TUKHĒ: THE PHOTOGRAPHIC ARCHIVE, THE CULT OF PERSONALITY, AND THE LIMITS OF POST-MEMORY
25.06.2019, 19.00




A presentation by Mihai Lukács



Salonul de proiecte invites you to the second public lecture inspired by the Image Collection of Mihai Oroveanu.

Georgi Plekhanov’s study The Role of the Personality in History (1898) laid the foundations for the criticism of the cult of personality in the socialist world, attacking head-on the populist opinion that it is heroic individuals who forge history. The lecture sets out from the premise that the representation of events from the past can function, in a Brechtian way, as a tool for understanding current situations by means of the distancing brought by historicisation and the passage of time. The examination of stories from the forgotten past (the 1950s) causes us to become aware of our own historical conditioning and to act accordingly. It is not easy to draw the boundary between a mythologised past, with its heroes and monsters, and the “real” past, and the photographic archive does not seem to be of much help, but such a separation can give rise to fertile discussion, particularly in regard to policies of (post-)memory.
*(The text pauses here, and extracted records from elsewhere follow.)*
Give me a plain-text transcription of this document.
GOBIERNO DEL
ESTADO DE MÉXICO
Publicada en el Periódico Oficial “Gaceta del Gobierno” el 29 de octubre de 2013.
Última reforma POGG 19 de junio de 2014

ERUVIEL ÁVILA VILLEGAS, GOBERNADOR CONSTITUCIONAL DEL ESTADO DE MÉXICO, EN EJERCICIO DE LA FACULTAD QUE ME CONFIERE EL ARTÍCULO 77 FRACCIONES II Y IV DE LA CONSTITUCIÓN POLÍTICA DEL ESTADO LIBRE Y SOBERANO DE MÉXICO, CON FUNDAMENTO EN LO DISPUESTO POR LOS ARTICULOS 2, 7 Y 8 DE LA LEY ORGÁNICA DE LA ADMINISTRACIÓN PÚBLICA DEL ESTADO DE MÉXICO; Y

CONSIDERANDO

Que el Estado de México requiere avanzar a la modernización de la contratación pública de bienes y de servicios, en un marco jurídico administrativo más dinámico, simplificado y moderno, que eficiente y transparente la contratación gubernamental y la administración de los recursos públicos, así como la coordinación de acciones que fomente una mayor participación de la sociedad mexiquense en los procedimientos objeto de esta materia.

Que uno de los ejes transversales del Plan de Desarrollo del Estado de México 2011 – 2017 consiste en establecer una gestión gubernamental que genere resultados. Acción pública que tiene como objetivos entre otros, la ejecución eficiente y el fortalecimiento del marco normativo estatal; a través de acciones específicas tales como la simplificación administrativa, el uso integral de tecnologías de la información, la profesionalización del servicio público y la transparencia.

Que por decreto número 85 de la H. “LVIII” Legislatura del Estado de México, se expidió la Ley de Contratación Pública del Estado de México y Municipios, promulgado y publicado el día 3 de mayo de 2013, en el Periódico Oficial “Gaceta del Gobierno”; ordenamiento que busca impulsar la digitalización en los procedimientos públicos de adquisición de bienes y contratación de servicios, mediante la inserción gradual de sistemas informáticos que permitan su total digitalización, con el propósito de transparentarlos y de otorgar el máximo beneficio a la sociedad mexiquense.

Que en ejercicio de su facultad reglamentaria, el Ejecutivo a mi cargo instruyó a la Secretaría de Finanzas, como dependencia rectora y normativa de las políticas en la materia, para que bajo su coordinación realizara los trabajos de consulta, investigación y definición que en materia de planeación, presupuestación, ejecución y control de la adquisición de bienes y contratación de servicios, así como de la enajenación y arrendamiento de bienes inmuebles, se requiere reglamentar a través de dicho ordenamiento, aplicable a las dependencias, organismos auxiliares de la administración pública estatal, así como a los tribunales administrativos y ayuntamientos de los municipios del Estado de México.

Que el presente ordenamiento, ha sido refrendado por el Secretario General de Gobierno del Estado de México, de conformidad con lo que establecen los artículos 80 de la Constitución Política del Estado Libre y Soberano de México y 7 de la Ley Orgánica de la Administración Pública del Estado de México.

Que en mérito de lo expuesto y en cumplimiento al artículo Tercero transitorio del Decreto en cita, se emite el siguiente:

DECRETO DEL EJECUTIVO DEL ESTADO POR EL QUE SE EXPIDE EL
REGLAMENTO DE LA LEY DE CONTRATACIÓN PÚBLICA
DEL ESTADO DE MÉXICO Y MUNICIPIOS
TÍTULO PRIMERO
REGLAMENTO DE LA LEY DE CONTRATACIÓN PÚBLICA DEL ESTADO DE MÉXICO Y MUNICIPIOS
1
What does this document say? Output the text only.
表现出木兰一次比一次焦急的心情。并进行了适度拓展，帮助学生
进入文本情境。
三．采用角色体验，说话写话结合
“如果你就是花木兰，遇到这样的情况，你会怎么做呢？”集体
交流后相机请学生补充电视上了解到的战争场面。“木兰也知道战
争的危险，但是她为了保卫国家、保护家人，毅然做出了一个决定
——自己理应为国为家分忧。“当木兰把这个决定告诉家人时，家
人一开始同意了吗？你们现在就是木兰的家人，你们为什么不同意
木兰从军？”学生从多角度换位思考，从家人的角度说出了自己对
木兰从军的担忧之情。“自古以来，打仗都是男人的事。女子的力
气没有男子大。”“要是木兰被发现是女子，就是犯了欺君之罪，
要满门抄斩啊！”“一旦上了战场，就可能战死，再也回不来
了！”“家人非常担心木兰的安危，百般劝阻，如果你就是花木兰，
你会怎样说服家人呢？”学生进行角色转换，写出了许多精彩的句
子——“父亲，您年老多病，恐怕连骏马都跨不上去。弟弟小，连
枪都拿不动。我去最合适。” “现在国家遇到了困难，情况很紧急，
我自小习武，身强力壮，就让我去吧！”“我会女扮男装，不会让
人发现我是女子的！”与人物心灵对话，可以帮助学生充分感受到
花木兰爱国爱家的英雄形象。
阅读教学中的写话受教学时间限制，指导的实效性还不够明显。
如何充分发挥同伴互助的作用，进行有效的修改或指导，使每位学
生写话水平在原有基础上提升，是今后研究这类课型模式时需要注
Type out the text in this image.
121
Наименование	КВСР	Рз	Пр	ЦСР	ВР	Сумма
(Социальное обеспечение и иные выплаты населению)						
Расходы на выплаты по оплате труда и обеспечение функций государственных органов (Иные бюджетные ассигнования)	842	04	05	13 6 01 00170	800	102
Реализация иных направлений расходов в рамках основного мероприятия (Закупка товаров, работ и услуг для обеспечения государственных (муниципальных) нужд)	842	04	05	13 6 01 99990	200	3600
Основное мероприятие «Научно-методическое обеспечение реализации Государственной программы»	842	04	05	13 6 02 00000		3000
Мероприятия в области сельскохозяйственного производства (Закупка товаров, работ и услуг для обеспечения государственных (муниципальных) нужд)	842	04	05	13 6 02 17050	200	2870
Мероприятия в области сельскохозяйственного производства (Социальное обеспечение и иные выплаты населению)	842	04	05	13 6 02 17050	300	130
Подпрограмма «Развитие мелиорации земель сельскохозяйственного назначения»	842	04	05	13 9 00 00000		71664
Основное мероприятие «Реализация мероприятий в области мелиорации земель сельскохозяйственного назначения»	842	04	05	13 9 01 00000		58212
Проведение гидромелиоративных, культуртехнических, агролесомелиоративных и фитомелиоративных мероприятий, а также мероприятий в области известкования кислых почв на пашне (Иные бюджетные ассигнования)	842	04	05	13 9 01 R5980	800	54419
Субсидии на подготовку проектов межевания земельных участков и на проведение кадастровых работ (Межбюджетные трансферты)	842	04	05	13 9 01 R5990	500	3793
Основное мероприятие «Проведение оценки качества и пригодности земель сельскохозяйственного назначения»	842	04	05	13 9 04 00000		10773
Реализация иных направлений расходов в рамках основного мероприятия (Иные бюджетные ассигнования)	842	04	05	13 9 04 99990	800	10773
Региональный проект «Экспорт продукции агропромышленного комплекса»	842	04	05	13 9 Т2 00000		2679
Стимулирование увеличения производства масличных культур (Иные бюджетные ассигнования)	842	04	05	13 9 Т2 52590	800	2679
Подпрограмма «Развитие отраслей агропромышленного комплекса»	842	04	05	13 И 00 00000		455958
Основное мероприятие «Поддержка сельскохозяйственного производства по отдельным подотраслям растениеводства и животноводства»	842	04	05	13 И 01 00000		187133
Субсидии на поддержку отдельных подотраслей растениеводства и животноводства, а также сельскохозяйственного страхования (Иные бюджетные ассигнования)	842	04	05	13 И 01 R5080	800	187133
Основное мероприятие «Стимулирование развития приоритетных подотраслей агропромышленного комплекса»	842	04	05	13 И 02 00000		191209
The images that speak to us of the cult of personality do not promise us that they will stop time. On the contrary, by their very familiarity they show us the limits of the construct of a linear history that produces continuous narratives. Tukhē, the accident of subjectivity or the particular occasion for a photograph, is the remainder that eludes Plekhanov and which might predict the course of history. Historical figures, be it Gheorghe Gheorghiu-Dej, Ana Pauker or the young Ceaușescu, are conscious of their historical rôles. Through photography, they are captured not as objects or subjects, but rather as subjects transformed into objects. They thereby experience a micro-version of their own deaths and look forward to their status as ghosts destined to haunt us.

The post-memory of the 1950s is connected to the past not through memory but through an imaginative investigation, through projection. We live with those dominant memories, with those memories of tragic events that took place before we were born. They risk replacing our own memories of the events we actually experience, memories that seem pale and flimsy by comparison. This trans-generational return of the embodied knowledge and experience can take place via an alchemical medium: photography, the sole mediator of death, the politically charged objet on which depends desire.

Mihai Lukács (b. 1980) is a theatre director, researcher, artist, and theorist. Lukács was awarded a Doctorate in Comparative Gender Studies by the Central European University in Budapest for his thesis on the male hysteria of modernist theatre directors Stanislavsky, Meyehold and Artaud. His most recent performative practices speak of local counter-history and affective archival research, the relationship between the Roma and gadgies, public humiliation, sexual liberation, faith and exclusion, eviction and homelessness and inequality, resistance, and intersubjectivity in general.